Bilanz: Herr Steiner, was macht einen guten Wirtschaftsfilm aus?
Michael Steiner: Ein guter Film erklärt die Wirtschaft anhand von Figuren, die innerhalb eines Systems leben, das eine Wandlung durchmacht, oder die selber verantwortlich sind für die Veränderung. Emotionen stehen im Film über dem Geld als treibender dramaturgischer Kraft.
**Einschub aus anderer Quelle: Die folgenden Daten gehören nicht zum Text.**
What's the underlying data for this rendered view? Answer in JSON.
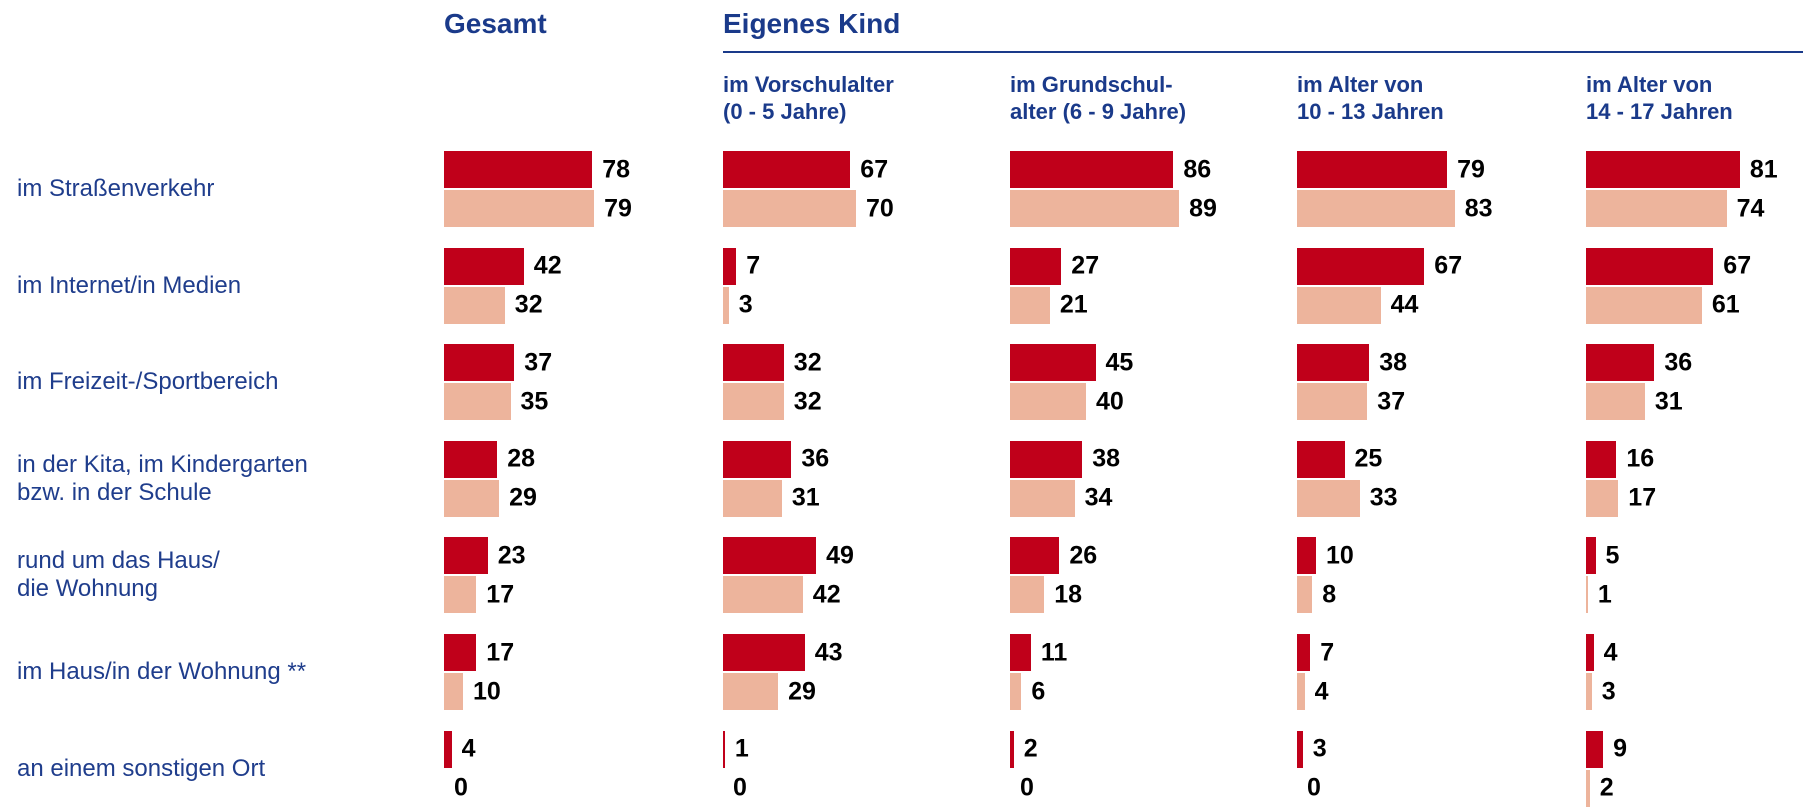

Figuren, welche die ganze Klaviatur von Erfolg und Absturz in sich tragen, sind darum bevorzugte Charaktere.
Welche Schweizer Wirtschaftsfigur könnte Sie für einen Spielfilm reizen?
Aus schweizerischer Sicht wäre Werner K. Rey sicher die interessanteste Figur, da er ein neues Denken umsetzte, indem er die Fehler oder Schlupflöcher im System suchte und sie dann konsequent ausnützte. Dafür wurde er verfolgt und abgestraft. Er war eine treibende Kraft einer neuen Ära und erfüllt somit die eingangs erwähnten Kriterien.
Rey baute ein Imperium auf, das spektakulär zusammenkrachte, er wurde auf den Bahamas verhaftet. Held oder Schurke?
Filmisch interessant ist eine Figur, die es dem Establishment zeigt – und die dann vom Establishment gebodigt wird. Ob sich das bei Werner K. Rey so umsetzen liesse, weiss ich nicht, da ich seine Geschichte nicht im Detail kenne.
Banken-Steuerstreit Schweiz–USA: ein Filmthema für Sie?
Ich verfolge den Fall, aber es fehlt in diesem Konflikt noch eine Galionsfigur. Bei «Grounding» war Mario Corti der tragische Held, seine Geschichte berührte mich. Dass Ex-UBS-Topbanker Raoul Weil in den USA als Schweizer Banker auf «nicht schuldig» plädiert, finde ich eine spannende Entwicklung, seine Argumentation vor Gericht wird zeigen, was seine Beweggründe dafür sind.
Fast in jedem Bankerfilm spielen Drogen eine Rolle. Warum?
Wo Leistungsdruck und Kapital zusammenkommen, sind Drogen nie weit.
Wo ist Koks verbreiteter: beim Film oder in den Banken?
Im Film. Der Realität der Leistungsgesellschaft entsprechen mittlerweile ausgeklügelte pharmazeutische Produkte ohne die ganz bösen Nebenwirkungen. Die Banker der «Wolf of Wall Street»-Generation wollten weg vom spröden Image und einen glamourösen Rockstar-Lifestyle zelebrieren. Das ist heute fast schon anachronistisch, denn wie im Sport entwickelt sich auch das Doping der Leistungsgesellschaft, damit der Marathon noch schneller und effizienter abgespult werden kann. Bis das Herz stillsteht.
Der Schweizer Regisseur Michael Steiner (44) drehte mit «Grounding – Die letzten Tage der Swissair» den erfolgreichsten Schweizer Wirtschaftsfilm und war zuletzt mit «Das Missen Massaker» im Kino. Derzeit schreibt er in Manila an zwei Drehbüchern und hilft, die vom Taifun Haiyan beschädigte Schule seiner Schwiegereltern in Tacloban wieder aufzubauen.